C’est un monde où tout est hautement confidentiel et où les services s’en donnent à cœur joie. Des sources de sécurité israéliennes citées par le journal de Tel-Aviv estiment que volume des affaires de ces entreprises israéliennes est d’environ 1 milliard de dollars par an. Elles exploitent ou vendent du matériel d’espionnage à des pays comme l’Arabie saoudite ou le Mexique, mais aussi à l’Espagne, ainsi qu’à des dictatures notoires. On a souvent rapporté que l’équipement offert par Israël est utilisé pour combattre les dissidents, comme le journaliste saoudien Jamal Khashoggi, qui a été tué à Istanbul en octobre dernier.

Candiru, dont le nom fait référence à un poisson brésilien, a son siège dans un bâtiment à Tel Aviv, bien qu’il n’y ait aucune mention de sa présence dans le bâtiment. En fait, Candiru n’a même pas de site ouèbe officiel. Elle emploie quelque 120 experts du renseignement qui ont été recrutés dans divers services militaires et d’espionnage, dont la controversée unité 8200, qui est un souvenir néfaste pour les Palestiniens, et dont les actions ont également lieu à l’étranger.
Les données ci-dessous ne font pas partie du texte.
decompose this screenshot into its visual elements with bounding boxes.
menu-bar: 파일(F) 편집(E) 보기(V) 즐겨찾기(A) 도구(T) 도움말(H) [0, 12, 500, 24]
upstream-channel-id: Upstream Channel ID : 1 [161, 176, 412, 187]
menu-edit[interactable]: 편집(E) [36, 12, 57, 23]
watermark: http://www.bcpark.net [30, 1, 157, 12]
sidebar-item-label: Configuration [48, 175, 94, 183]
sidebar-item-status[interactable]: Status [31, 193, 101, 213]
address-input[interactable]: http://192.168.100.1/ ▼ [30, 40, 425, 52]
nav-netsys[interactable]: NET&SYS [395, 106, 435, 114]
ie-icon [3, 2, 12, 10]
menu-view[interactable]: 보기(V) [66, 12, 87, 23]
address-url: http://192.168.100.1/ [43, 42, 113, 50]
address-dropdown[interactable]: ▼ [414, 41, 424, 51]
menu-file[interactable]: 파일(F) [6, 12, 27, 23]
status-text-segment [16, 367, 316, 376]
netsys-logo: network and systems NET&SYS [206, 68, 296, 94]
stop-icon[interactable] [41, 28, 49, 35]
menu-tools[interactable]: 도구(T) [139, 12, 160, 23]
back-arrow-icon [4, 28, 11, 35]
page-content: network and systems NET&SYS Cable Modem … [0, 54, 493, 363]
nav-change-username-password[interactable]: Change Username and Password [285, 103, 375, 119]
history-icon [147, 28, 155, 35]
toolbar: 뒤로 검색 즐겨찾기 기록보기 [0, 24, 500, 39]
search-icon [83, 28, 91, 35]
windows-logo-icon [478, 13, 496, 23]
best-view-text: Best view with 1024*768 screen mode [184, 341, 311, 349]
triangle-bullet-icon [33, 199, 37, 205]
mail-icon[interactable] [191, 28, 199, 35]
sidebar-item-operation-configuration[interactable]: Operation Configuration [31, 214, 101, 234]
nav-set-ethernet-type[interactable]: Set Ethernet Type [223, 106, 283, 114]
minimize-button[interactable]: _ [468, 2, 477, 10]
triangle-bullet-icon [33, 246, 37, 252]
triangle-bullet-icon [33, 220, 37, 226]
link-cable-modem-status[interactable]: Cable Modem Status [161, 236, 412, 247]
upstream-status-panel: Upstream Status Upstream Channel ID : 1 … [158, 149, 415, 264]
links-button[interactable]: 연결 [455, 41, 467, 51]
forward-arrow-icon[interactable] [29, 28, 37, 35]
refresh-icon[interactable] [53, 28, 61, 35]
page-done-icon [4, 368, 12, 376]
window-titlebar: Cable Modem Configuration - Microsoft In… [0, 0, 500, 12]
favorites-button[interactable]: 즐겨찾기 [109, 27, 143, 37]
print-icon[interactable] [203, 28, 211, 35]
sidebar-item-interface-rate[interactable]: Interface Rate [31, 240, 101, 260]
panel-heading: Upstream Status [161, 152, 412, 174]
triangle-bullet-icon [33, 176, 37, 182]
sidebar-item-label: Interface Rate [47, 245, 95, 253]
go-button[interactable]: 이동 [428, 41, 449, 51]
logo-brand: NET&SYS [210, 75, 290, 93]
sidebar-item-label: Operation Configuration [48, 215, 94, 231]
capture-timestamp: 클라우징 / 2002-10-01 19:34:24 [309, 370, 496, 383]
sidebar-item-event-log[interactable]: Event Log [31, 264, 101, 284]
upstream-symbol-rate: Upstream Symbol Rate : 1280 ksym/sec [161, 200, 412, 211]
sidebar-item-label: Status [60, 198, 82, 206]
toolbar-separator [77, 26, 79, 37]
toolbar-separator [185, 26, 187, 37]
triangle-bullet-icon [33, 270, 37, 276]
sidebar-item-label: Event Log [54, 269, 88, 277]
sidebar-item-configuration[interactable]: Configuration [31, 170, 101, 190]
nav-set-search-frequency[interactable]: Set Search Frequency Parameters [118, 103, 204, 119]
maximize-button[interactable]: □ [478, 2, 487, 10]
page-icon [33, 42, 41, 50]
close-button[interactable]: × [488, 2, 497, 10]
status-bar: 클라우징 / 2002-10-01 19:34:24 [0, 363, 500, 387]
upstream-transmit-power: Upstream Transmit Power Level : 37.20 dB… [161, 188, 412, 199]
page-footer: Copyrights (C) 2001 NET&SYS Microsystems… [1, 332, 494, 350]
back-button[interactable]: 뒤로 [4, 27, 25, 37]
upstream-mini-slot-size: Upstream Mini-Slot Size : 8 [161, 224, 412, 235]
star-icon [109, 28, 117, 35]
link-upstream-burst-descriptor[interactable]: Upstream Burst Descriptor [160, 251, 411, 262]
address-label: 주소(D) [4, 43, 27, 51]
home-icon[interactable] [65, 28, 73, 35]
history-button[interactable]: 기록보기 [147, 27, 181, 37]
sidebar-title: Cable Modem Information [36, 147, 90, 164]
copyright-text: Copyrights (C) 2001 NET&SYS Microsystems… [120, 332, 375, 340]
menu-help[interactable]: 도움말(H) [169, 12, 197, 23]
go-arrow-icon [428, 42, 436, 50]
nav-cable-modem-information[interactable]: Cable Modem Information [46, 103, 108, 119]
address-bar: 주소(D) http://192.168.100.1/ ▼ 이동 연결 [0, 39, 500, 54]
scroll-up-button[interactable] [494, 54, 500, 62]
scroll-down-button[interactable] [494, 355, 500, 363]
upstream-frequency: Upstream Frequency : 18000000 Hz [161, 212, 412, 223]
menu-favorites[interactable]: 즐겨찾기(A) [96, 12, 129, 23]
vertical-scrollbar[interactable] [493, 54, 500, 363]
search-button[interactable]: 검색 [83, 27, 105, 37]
L’unité 8200 est une unité d’espionnage militaire qui, selon les informations publiées, opère également à l’étranger, à commencer les sièges des représentations diplomatiques israéliennes. L’une de ses activités de base consiste à écouter les conversations de la population palestinienne dans les territoires occupés. D’anciens membres de l’Unité 8200 ont dénoncé, dans les limites imposées par la censure, que le matériel qu’ils collectent sert à faire du chantage aux Palestiniens, et ont dénoncé que le travail de l’unité est utilisé contre les personnes espionnées d’une manière “immorale et peu éthique”.

Les employés de Candiru n’affichent leur profil ni sur LinkedIn ni sur aucun autre réseau social et signent des accords de confidentialité absolue avec l’entreprise. Certains d’entre eux, consultés par le journal économique TheMarker de Tel Aviv, ont refusé de commenter les détails de leur travail. En échange de leur discrétion, ils sont récompensés par des salaires astronomiques qui peuvent dépasser 20 000 euros par mois.